Given TPMs editorial line

Start your day with TPM.
Sign up for the Morning Memo newsletter

Given TPM’s editorial line, you may find it surprising that when I go out to a cafe in the morning to read papers and sip coffee I will often pick up a copy of The Washington Times along with the Post and The New York Times. I don’t think a lot of their political coverage but when it comes to reporting on the Pentagon and defense issues they have stuff you just won’t find in the other papers.

But every so often you get a glimpse of just what an odd operation the Times is. On Friday I was sitting in my usual cafe reading my papers when I came across a whole separate section in the day’s Times, a “Special Report”, with the headline: “Adjara, Georgia: Region is Model for Good Government, Vigorous Economy.”

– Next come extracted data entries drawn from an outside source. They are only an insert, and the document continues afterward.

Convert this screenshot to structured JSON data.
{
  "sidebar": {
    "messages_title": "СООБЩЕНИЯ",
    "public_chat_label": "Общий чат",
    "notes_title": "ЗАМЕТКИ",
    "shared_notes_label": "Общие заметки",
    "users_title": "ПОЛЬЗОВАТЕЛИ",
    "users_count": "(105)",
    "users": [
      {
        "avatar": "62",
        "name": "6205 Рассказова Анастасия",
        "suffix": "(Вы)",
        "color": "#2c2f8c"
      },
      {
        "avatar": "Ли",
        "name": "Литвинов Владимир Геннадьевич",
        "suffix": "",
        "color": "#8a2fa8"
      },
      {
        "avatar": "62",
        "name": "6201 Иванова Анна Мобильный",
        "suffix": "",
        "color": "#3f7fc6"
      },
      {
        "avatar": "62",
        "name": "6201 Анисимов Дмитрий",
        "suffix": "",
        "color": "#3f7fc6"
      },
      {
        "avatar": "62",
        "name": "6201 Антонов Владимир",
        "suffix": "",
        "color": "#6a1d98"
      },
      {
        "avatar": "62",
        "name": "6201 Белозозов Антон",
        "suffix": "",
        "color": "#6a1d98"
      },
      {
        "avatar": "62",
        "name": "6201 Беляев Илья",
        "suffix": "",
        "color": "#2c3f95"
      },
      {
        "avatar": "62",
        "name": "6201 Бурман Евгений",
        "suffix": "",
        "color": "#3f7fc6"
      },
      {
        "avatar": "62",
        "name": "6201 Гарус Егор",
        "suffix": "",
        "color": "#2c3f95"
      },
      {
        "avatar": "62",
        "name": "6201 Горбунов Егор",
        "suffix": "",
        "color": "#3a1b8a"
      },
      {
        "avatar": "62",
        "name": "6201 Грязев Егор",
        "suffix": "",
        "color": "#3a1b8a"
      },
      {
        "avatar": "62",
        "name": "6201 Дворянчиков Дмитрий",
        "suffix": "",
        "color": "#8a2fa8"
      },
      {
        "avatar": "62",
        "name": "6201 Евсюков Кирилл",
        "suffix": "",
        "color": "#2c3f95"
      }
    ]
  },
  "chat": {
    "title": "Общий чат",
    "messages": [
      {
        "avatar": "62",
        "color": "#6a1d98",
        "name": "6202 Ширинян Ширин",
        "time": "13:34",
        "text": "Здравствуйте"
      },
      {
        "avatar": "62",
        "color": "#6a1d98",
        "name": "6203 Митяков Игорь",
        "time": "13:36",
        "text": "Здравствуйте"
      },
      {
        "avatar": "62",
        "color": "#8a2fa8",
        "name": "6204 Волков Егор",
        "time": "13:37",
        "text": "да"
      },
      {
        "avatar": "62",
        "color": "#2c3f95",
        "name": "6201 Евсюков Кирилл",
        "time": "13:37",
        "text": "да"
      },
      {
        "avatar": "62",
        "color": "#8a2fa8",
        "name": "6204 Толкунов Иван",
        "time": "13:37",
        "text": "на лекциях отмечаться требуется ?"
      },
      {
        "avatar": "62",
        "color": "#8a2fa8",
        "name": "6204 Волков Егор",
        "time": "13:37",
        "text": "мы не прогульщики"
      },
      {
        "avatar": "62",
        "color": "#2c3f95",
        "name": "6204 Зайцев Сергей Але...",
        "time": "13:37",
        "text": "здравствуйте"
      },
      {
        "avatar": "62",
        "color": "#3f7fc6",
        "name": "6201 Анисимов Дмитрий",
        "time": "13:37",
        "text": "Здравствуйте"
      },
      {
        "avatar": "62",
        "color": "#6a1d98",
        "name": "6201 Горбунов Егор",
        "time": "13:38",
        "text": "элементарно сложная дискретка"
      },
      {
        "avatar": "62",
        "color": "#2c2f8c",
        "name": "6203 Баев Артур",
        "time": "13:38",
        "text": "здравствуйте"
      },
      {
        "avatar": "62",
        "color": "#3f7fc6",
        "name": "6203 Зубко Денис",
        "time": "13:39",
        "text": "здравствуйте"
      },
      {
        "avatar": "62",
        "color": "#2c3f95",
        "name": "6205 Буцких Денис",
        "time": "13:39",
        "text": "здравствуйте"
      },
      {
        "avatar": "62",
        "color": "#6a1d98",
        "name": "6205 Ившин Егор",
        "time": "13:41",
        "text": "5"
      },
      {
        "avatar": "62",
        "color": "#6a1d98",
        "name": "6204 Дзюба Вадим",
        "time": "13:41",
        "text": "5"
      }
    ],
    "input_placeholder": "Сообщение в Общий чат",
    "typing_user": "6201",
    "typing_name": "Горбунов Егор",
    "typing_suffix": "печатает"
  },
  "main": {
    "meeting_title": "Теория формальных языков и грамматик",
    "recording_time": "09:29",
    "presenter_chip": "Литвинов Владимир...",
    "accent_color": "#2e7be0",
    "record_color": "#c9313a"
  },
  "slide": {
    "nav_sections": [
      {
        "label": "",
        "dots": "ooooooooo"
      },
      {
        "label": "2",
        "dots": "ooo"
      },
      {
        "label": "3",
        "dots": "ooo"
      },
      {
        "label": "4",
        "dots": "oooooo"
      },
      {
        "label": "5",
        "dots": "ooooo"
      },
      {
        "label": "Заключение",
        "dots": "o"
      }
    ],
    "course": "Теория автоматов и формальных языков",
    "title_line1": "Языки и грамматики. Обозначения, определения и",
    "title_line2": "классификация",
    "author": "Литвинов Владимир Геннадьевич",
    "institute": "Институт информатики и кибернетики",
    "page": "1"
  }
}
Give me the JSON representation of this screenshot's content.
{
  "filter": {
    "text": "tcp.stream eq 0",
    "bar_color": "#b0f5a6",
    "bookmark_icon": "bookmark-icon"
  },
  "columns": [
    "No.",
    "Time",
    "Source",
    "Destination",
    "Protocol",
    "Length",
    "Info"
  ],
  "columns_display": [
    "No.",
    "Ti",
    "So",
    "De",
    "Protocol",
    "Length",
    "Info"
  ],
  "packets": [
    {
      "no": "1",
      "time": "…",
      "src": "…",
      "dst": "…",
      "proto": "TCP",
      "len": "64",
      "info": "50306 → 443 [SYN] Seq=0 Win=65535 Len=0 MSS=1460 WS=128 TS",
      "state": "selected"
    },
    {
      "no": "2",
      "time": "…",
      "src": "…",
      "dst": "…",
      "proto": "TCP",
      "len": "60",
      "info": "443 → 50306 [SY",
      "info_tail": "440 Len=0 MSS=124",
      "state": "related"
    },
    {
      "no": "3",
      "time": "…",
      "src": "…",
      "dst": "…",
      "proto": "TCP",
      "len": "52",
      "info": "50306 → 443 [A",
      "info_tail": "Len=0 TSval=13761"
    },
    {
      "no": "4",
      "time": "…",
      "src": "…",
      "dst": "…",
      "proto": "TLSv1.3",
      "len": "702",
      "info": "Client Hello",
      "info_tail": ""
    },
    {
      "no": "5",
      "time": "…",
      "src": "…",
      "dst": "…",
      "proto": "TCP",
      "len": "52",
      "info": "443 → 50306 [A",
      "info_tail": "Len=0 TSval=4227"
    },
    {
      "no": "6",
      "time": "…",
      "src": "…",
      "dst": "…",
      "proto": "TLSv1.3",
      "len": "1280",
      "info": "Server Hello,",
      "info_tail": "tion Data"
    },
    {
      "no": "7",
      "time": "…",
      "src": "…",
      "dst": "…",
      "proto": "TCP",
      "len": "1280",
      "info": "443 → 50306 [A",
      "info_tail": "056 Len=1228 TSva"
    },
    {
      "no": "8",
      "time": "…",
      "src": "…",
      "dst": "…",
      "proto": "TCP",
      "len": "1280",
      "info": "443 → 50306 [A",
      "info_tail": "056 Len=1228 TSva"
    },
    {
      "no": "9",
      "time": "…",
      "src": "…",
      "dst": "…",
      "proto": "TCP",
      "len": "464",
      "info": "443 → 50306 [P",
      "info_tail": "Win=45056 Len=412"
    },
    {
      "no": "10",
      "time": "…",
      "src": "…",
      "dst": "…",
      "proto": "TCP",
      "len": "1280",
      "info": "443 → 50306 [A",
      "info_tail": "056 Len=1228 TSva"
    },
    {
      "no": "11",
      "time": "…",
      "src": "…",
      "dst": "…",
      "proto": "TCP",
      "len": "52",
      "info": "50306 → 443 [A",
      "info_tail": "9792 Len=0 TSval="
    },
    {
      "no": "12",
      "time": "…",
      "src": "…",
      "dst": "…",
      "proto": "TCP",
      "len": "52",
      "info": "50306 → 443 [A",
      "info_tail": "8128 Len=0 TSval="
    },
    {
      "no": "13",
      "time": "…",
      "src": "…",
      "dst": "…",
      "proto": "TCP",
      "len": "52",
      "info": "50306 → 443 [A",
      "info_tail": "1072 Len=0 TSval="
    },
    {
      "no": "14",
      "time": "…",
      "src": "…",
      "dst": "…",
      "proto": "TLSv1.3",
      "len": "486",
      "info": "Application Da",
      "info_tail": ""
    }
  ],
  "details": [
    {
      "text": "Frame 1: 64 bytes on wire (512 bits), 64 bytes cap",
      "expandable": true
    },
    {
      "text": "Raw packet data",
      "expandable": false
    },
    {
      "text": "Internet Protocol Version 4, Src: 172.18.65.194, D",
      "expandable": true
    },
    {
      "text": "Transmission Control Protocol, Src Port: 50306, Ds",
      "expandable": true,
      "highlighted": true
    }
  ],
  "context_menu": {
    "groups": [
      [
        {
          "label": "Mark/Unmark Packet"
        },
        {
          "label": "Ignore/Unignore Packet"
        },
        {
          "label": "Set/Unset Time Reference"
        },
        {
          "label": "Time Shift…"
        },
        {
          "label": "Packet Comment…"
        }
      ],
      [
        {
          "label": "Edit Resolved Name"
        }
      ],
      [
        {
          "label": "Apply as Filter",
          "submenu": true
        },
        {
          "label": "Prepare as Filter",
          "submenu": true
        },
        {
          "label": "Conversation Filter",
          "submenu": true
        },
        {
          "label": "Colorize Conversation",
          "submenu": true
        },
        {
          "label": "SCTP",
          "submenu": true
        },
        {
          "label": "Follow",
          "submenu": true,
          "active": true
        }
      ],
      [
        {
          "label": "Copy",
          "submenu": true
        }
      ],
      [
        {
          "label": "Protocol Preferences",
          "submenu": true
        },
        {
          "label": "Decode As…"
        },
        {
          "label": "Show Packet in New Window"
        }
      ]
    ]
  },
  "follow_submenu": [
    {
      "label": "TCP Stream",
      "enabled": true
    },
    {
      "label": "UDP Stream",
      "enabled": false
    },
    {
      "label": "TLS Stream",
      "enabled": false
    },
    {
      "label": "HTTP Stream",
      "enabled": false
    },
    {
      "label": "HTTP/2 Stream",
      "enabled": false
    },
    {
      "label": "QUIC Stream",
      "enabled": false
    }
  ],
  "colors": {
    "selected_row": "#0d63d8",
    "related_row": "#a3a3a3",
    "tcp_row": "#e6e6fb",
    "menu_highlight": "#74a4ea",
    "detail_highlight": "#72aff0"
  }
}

On the front was a man of destiny-looking type figure with the caption: “The dynamic President of the Autonomous Region of Adjara, Aslan Abashidze, is a Georgian patriot and widely respected at home and in Europe.” Below that there’s an article “Adjara – beautiful, successful & secure: A unique region of the globe.” And then on the page’s right side an interview: “President Aslan Abashidze, visionary leader of Adjara.

(I later found this all on the web too, and thus the supplied links.)

After a bit I figured there was something a bit funny here and I discovered the small line of text scrawled at the top corner of the front page: “A Special International Report Prepared by The Washington Times advertising Department.”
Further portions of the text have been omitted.